La nouvelle ministre se bornera-t-elle à assurer le service après vente de la loi Recherche ?
Fumée blanche. On y est. Après un mois d’attente et pas mal de tergiversations, voici votre nouvelle ministre de l’Enseignement supérieur et de la Recherche (mais pas de l’innovation) : Sylvie Retailleau. Au petit jeu des portefeuilles ministériels, nous ne l’avions pas vu venir. Mais force est d’avouer que sa nomination a la force d’une évidence tant elle incarne une forme de continuité, elle qui a cosigné un des rapports préliminaires de la Loi de programmation de la recherche (LPR) dès 2019.
« Shanghai incarne une forme d’excellence, certes, mais ne résume pas tout »

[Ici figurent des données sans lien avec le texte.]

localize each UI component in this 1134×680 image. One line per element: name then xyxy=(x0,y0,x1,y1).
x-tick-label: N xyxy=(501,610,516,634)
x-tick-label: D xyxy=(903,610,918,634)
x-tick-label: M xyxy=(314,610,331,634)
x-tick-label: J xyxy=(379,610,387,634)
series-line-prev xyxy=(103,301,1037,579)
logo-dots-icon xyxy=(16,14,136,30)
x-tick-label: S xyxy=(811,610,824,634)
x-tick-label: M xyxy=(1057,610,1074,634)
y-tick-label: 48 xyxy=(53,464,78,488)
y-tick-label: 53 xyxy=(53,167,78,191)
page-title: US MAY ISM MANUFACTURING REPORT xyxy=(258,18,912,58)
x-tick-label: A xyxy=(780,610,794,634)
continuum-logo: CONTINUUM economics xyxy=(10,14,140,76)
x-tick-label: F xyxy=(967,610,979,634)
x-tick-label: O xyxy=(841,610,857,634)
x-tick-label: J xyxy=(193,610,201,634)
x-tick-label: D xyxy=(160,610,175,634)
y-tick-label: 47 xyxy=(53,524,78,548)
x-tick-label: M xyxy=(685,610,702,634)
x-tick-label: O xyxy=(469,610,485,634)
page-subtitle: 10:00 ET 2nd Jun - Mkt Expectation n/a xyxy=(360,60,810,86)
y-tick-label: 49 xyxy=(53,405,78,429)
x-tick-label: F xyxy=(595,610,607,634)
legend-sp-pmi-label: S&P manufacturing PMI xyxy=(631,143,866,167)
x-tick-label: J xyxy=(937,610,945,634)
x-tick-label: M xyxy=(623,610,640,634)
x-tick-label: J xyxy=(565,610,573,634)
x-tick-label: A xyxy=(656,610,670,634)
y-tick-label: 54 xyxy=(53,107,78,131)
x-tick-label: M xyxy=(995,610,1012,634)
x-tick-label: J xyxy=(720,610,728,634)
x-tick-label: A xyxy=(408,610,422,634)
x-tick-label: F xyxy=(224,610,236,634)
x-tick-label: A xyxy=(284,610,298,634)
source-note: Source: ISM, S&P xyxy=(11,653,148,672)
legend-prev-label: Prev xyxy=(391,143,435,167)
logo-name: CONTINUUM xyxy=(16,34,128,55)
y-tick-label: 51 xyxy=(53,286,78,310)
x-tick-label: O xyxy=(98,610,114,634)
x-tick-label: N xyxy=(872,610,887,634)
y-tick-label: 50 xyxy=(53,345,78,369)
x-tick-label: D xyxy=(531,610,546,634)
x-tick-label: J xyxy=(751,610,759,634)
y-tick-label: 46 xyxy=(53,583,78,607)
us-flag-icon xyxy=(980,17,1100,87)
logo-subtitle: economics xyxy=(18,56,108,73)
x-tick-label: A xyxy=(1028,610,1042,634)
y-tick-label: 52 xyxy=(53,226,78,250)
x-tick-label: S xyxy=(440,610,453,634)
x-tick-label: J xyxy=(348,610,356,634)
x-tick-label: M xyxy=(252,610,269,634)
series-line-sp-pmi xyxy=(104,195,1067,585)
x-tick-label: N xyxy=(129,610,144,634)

Sylvie Retailleau, interviewée par TMN en 2020
Course de témoin. La passation entre Frédérique Vidal et Sylvie Retailleau s’est déroulé fissa, une heure à peine après la nomination de la seconde, vendredi 20 mai. « Cette passation s’inscrit dans une parfaite continuité politique », reconnaissait elle-même la ministre sortante dans son discours d’au revoir. Quand Sylvie Retailleau, passée les politesses d’usage, rappelait la nécessaire « articulation des politiques de recherche de l’ensemble de nos opérateurs de recherche », à savoir CNRS, universités et tutti quanti.
Universités first. L’actuelle président de l’Université Paris Saclay — première en France, 13e mondiale, dixit Shanghai — est en droite ligne des déclarations du quasi candidat le 13 janvier dernier (que nous analysions avec vous) : les universités aux avants-postes, le CNRS à l’intendance. La première mission de la nouvelle ministre sera peut-être de réchauffer l’ambiance entre eux, actuellement glaciale, sur fond de répartition des preciputs et du devenir des Unités mixtes de recherche, qui les lient pour le meilleur et pour le pire.
« Essayer de contourner le manque de financement par un mécano institutionnel n’a pas de sens. »
Pierre Ouzoulias, sénateur
C’est la demie ola. La nomination de la présidente de l’université Paris Saclay, une figure déjà incontournable du monde de l’ESR, a fort logiquement été saluée par Udice, le lobby des universités de recherche intensive (dont Saclay fait partie), ainsi que par France Universités, le lobby des universités tout court (dont Saclay fait partie aussi). Côté syndicats, la CFDT se félicite a minima du maintien d’un ministère de plein exercice. Réactions beaucoup plus mesurées (litote) du côté du Snesup ou des collectifs de précaires.
Côté équipe. Sylvie Retailleau sera accompagnée rue Descartes par une équipe largement issue des rangs de Matignon : aura-t-elle les coudées franches ? Il y a pile un mois devant les sénateurs, Sylvie Retailleau pointait les « usines à gaz » produit par la LPR et plaidait urgemment pour une nouvelle loi de programmation (et d’investissement !) ciblée sur l’enseignement supérieur. Savait-elle seulement qu’elle allait devenir ministre et être en position de répondre à sa propre demande ?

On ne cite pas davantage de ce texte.